RORL: Robust Offline Reinforcement Learning via Conservative Smoothing

Authors: Rui Yang, Chenjia Bai, Xiaoteng Ma, Zhaoran Wang, Chongjie Zhang, Lei Han

NeurIPS 2022 | Conference PDF | Archive PDF | Plain Text | LLM Run Details

Reproducibility Variable Result LLM Response
Research Type Experimental We demonstrate that RORL can achieve state-of-the-art performance on the general offline RL benchmark and is considerably robust to adversarial observation perturbations. In our experiments 3, we demonstrate that RORL can achieve state-of-the-art (SOTA) performance in the D4RL benchmark [12] with fewer ensemble Q networks than the current SOTA approach [2].
Researcher Affiliation Collaboration Rui Yang1 , Chenjia Bai2 , Xiaoteng Ma3, Zhaoran Wang4, Chongjie Zhang3, Lei Han5 1Hong Kong University of Science and Technology, 2Shanghai AI Laboratory 3Tsinghua University, 4Northwestern University, 5Tencent Robotics X
Pseudocode Yes Figure 3: RORL Algorithm: RORL trains multiple Q-functions for uncertainty quantification. The conservative smoothing loss is calculated for (ˆs, a) with perturbed states. We perform uncertainty penalization for (ˆs, ˆa) with perturbed states and OOD actions. Algorithm 1: RORL Algorithm
Open Source Code Yes Our code is available at https://github.com/YangRui2015/RORL
Open Datasets Yes We evaluate our method on the D4RL benchmark [12] with various continuous-control tasks and datasets. ...We cited D4RL [12] and EDAC[2] for their datasets and code.
Dataset Splits No The paper evaluates on D4RL datasets and refers to an appendix for more hyper-parameters and implementation details, but it does not explicitly state dataset splits (e.g., percentages or counts for train, validation, and test sets) in the provided text.
Hardware Specification Yes We compare the computational cost of RORL with prior works on a single machine with one GPU (Tesla V100 32G).
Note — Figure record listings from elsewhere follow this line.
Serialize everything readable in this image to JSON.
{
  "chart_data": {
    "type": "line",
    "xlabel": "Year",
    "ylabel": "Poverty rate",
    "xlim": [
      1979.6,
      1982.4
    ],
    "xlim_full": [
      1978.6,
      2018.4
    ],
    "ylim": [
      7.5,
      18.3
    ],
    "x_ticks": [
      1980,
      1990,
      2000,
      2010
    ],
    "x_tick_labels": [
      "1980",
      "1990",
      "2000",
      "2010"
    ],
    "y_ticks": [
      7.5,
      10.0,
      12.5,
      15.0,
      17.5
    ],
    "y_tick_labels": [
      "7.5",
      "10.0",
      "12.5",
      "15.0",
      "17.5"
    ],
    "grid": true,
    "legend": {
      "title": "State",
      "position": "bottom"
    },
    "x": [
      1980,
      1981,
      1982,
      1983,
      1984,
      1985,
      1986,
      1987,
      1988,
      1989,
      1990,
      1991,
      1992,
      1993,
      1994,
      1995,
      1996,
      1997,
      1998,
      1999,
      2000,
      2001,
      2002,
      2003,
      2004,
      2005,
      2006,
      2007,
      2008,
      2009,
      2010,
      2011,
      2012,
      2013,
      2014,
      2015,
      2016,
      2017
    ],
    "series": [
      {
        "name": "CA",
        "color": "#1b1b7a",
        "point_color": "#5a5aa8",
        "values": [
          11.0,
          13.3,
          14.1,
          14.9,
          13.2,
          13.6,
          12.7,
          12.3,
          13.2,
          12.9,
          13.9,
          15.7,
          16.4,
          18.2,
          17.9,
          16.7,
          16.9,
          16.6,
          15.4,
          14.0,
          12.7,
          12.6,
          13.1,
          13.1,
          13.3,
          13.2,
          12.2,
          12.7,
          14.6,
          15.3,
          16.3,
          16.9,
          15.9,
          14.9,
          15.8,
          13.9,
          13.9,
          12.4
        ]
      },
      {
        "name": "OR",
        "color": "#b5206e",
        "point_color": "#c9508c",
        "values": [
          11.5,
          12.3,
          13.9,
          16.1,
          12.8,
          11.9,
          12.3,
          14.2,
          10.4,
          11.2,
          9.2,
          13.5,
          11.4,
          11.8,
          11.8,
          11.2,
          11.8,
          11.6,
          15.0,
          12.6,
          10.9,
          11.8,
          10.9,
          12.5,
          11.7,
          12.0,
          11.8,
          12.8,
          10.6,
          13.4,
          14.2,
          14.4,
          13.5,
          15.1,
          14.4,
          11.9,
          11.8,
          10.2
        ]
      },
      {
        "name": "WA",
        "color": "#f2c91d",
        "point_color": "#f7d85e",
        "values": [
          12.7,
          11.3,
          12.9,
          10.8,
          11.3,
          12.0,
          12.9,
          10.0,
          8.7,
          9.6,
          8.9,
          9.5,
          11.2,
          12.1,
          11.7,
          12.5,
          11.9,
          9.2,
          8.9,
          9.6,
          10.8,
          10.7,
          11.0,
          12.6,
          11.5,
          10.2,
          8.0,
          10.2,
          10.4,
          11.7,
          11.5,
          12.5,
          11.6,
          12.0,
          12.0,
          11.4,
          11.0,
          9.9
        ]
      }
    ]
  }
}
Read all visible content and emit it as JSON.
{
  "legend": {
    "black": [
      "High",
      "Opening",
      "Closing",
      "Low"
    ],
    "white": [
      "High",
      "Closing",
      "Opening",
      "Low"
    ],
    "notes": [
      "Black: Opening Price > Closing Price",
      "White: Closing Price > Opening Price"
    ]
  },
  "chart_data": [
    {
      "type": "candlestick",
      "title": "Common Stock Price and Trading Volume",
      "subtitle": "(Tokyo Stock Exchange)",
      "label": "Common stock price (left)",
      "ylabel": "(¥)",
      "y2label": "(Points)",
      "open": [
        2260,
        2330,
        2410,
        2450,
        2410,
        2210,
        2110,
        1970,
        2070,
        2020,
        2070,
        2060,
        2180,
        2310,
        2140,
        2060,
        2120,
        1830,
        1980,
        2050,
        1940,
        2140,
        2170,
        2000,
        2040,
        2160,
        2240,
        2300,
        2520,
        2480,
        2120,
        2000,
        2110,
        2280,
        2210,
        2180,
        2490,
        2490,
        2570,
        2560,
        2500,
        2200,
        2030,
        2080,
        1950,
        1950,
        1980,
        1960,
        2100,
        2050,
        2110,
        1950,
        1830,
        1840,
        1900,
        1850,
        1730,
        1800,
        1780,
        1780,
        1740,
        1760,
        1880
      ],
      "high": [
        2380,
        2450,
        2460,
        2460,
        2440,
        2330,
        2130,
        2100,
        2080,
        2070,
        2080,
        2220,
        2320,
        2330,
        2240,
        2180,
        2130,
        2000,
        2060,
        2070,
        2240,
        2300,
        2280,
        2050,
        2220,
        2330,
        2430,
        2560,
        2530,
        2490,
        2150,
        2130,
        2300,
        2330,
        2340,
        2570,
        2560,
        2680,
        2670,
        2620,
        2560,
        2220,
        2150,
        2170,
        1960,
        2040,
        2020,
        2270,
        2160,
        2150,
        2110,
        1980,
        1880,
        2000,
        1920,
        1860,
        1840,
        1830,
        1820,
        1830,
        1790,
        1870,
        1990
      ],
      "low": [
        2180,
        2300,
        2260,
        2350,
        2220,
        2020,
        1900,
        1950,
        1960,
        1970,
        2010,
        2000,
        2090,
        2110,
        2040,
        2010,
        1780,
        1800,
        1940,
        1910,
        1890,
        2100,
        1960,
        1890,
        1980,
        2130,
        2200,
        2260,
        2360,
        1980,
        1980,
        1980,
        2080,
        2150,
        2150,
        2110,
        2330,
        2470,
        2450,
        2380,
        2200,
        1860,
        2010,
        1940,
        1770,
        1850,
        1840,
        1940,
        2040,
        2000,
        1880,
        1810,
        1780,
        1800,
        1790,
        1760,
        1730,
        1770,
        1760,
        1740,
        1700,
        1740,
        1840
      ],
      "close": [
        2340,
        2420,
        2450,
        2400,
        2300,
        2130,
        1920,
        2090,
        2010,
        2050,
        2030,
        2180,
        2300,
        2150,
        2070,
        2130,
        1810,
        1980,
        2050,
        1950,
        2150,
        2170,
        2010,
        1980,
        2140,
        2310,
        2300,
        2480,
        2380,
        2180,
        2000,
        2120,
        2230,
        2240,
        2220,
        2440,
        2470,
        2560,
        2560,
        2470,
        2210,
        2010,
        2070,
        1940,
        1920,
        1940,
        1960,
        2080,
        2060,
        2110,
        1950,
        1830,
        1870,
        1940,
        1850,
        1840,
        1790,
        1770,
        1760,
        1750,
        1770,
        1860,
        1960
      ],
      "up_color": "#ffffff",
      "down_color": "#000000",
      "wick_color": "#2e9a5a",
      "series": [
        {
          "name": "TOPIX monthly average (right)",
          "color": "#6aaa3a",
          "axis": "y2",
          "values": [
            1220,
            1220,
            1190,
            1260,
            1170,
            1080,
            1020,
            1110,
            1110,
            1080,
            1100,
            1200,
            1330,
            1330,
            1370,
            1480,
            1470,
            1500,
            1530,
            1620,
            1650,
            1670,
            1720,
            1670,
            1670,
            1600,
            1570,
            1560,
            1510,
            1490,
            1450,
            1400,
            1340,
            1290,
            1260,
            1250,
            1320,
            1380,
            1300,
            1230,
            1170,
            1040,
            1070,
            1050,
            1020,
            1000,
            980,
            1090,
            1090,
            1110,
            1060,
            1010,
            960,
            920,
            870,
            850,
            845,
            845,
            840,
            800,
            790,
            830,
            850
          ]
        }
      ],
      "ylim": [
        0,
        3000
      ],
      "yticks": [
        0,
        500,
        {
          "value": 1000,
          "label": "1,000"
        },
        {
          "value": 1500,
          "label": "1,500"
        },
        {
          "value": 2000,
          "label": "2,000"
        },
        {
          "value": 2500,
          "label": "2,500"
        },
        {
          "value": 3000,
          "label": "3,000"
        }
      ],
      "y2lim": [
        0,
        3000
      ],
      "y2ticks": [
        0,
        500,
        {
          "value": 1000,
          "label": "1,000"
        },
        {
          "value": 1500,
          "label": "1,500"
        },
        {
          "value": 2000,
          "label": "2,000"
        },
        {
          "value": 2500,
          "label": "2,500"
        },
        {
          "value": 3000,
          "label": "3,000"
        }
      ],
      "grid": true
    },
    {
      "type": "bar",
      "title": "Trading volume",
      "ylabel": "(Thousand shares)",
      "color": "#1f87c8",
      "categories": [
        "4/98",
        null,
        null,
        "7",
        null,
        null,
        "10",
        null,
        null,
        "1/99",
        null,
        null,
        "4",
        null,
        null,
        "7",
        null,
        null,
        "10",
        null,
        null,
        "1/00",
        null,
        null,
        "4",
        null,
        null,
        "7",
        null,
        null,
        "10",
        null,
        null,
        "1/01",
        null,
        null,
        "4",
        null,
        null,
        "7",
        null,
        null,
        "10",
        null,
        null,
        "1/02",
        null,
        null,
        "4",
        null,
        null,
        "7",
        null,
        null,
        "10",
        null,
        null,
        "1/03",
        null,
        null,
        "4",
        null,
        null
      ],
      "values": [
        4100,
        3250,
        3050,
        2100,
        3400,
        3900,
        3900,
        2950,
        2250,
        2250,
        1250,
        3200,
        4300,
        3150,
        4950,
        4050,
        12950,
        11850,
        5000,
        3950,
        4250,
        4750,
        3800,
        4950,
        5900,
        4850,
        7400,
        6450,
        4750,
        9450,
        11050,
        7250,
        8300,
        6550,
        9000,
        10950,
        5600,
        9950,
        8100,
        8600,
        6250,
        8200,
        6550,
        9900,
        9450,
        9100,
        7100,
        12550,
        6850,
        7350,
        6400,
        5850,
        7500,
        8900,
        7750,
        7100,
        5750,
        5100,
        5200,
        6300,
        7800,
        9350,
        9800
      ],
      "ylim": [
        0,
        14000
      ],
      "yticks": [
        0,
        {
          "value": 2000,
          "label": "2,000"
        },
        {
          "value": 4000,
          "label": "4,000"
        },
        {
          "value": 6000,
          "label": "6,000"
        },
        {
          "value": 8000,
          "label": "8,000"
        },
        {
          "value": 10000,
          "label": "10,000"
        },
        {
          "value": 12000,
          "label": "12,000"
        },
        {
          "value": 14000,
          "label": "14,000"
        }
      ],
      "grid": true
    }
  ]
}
Software Dependencies No The paper mentions using a '2-layer MLP' and 'Adam optimizer' but does not specify version numbers for any software libraries, frameworks, or programming languages used.
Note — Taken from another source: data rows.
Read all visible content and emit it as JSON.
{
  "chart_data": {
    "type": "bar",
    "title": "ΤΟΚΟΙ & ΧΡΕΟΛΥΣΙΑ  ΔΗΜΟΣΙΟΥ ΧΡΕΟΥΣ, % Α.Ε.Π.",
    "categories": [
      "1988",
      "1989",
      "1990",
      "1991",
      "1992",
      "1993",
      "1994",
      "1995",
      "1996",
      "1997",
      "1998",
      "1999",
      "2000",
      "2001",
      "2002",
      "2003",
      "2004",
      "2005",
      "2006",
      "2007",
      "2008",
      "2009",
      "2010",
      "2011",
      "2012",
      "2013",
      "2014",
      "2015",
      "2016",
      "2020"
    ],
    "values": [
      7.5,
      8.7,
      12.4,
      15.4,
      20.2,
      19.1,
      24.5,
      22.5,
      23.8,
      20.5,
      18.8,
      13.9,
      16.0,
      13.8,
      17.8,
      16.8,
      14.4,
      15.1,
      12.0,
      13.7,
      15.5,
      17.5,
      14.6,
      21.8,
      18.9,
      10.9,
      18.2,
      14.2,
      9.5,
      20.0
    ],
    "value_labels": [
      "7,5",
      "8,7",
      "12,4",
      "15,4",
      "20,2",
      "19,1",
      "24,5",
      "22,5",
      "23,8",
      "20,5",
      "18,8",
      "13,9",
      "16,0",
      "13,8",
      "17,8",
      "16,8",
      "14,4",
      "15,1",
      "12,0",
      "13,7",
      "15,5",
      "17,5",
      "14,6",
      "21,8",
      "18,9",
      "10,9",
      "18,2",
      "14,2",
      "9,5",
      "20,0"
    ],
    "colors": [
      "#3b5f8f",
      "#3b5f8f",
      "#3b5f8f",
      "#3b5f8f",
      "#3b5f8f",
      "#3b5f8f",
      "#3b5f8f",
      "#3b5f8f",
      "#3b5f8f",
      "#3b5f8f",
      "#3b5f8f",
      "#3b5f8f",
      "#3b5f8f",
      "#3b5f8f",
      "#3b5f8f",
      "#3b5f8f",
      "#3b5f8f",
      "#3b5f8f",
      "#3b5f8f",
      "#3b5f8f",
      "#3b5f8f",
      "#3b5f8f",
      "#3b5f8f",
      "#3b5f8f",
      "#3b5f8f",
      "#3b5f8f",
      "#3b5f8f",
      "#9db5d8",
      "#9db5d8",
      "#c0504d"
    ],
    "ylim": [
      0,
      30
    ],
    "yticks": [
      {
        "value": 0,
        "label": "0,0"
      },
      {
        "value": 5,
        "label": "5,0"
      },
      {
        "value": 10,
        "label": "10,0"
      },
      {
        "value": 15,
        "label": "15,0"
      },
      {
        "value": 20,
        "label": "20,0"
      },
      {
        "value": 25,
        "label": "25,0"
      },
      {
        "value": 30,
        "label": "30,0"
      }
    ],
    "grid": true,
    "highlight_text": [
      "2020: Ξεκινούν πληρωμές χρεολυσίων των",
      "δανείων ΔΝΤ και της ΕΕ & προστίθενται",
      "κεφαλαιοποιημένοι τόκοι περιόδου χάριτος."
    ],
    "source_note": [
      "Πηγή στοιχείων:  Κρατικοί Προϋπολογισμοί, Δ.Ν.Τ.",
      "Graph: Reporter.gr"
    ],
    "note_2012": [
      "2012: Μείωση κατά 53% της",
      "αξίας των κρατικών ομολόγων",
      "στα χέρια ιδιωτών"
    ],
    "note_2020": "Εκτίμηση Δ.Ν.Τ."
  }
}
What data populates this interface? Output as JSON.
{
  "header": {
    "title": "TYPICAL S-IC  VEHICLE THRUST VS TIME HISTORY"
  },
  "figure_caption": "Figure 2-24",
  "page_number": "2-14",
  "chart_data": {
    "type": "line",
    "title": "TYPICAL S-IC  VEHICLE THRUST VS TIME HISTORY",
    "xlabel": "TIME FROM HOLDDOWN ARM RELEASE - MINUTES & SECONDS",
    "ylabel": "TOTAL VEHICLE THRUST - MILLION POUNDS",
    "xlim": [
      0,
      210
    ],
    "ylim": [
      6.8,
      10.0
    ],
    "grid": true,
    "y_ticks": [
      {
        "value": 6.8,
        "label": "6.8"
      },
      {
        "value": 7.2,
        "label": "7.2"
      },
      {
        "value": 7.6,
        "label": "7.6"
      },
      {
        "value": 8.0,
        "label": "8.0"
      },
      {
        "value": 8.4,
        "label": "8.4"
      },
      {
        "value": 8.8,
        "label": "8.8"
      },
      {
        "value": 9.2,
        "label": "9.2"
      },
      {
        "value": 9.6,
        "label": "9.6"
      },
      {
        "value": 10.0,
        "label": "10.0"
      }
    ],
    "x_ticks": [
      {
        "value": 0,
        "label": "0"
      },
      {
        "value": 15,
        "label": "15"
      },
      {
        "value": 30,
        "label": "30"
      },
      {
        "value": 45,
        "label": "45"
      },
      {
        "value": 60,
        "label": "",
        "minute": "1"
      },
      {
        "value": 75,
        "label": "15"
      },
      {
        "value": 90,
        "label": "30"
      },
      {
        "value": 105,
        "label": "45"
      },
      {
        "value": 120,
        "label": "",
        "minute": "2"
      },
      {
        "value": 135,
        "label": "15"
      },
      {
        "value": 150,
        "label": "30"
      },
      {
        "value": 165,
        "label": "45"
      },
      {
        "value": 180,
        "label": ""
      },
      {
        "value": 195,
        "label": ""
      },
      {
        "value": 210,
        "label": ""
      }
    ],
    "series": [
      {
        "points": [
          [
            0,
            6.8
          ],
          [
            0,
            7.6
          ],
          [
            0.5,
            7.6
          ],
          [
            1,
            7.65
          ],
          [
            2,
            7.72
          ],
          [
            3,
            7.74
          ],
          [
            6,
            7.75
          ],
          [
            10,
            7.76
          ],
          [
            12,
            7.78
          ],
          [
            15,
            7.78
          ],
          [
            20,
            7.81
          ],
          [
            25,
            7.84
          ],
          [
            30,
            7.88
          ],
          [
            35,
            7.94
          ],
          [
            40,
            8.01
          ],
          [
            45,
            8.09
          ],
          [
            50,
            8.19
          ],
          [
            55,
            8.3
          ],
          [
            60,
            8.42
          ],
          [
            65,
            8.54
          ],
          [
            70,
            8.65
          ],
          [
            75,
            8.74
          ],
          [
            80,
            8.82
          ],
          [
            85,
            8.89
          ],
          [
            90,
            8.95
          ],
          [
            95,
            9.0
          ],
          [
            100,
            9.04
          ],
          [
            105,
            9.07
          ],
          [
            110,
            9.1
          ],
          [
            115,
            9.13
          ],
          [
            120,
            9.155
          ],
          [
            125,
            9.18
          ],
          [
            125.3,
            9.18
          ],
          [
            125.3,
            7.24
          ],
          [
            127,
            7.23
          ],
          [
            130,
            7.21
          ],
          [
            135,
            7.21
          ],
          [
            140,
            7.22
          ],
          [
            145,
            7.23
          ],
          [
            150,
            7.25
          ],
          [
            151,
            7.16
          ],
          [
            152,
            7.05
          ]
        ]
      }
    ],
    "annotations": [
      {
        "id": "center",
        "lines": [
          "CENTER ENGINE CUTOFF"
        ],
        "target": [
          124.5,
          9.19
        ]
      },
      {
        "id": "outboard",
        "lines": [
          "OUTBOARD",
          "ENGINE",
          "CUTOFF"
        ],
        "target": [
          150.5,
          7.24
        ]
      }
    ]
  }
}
Experiment Setup Yes For benchmark experiments, we set small perturbation scales P, Q, and ood within {0.001, 0.005, 0.01} when training RORL and do not include observation perturbation in the testing time. We set the learning rates to 3e-4. The network structures are 2-layer MLP with 256 hidden units. We use Adam optimizer for all networks.